See grievance procedure below.

This Grievance Procedure is established to meet the requirements of the Americans with Disabilities Act of 1990 (“ADA”).  It may be used by anyone who wishes to file a complaint alleging discrimination on the basis of disability in the provision of services, activities, programs, or benefits by VersAbility Resources.  VersAbility Resources’ policies and procedures governs employment-related complaints of disability discrimination.

The complaint should be in writing and contain information about the alleged discrimination such as name, address, phone number of complainant and location, date, and description of the problem.  Alternative means of filing complaints, such as personal interviews or a tape recording of the complaint, will be made available for persons with disabilities upon request.

The complaint should be submitted by the grievant and/or his/her designee as soon as possible but no later than 60 calendar days after the alleged violation to:

Jennifer Campbell, Director of Quality and Compliance
c/o VersAbility Resources, Inc.
2520 58th Street
Hampton, VA 23661

Within 15 calendar days after receipt of the complaint, Jennifer Campbell or her designee will meet with the complainant to discuss the complaint and the possible resolutions.  Within 15 calendar days of the meeting, Jennifer Campbell or her designee will respond in writing, and where appropriate, in a format accessible to the complainant, such as large print, Braille, or audio tape.  The response will explain the position of VersAbility Resources and offer options for substantive resolution of the complaint.

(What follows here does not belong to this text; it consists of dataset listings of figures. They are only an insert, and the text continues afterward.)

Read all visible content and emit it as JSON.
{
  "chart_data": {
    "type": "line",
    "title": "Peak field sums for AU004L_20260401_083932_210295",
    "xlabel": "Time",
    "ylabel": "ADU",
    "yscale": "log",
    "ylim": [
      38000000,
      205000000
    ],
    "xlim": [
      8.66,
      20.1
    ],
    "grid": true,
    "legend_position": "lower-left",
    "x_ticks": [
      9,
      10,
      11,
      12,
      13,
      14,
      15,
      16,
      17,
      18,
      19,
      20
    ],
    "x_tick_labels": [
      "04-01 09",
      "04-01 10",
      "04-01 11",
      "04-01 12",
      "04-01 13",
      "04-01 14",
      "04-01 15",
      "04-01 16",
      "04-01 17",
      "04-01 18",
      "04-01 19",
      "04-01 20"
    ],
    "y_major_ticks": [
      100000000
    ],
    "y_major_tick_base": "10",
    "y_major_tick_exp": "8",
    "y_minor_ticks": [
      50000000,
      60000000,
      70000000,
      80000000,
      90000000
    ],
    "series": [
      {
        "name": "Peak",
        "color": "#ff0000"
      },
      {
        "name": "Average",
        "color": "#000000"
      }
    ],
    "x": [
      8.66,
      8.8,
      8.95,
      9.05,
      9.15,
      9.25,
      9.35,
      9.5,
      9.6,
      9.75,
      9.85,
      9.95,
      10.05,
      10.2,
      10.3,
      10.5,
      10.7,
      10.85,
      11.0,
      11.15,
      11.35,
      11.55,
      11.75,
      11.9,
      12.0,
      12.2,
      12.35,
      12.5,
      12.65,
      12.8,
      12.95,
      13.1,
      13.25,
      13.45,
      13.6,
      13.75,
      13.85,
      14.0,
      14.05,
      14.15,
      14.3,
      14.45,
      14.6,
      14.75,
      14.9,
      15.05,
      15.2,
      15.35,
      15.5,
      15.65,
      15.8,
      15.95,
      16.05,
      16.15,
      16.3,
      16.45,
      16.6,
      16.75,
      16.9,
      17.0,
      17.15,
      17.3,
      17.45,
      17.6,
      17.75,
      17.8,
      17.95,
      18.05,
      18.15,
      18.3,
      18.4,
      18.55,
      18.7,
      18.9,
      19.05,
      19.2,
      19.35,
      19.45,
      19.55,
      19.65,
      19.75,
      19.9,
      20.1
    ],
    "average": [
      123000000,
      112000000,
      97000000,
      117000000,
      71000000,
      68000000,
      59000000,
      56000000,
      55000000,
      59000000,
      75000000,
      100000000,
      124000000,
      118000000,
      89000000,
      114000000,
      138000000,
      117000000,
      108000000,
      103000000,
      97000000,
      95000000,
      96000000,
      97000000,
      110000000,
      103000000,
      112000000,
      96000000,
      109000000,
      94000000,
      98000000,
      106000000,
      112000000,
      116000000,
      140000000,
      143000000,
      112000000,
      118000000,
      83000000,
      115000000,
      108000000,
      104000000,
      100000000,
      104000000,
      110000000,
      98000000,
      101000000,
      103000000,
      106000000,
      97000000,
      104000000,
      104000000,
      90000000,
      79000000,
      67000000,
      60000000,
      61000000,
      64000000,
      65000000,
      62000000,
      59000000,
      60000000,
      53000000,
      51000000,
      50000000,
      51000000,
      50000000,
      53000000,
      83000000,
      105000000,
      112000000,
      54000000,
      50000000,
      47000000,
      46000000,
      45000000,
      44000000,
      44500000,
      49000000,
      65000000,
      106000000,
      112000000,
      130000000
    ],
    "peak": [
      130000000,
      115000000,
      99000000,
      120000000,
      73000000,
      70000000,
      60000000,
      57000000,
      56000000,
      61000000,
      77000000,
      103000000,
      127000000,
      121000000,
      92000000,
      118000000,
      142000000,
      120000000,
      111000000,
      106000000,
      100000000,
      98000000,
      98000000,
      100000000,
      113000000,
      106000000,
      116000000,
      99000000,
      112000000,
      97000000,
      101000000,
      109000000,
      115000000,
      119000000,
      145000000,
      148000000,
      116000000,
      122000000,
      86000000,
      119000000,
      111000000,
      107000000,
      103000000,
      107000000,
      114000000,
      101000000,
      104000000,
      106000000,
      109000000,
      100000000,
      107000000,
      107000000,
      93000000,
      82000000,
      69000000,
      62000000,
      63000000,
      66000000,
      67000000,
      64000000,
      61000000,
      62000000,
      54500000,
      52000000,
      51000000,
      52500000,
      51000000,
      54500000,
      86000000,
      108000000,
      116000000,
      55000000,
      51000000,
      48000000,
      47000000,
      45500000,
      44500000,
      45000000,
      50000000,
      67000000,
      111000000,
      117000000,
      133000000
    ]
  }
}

If the response by Jennifer Campbell or her designee does not satisfactorily resolve the issue, the complainant and/or his/her designee may appeal the decision within 15 calendar days after receipt of the response to the President/CEO, Kasia Grzelkowski, or her designee.

Within 15 calendar days after receipt of the appeal, Kasia Grzelkowski or her designee will meet with the complainant to discuss the complaint and possible resolutions.  Within 15 calendar days after the meeting, Kasia Grzelkowski or her designee will respond in writing, and, where appropriate, in a format accessible to the complainant, with a final resolution of the complaint.

All written complaints received by Jennifer Campbell or her designee, appeals to the designee, Kasia Grzelkowski or her designee, and responses from these two offices will be retained by VersAbility Resources for at least three years.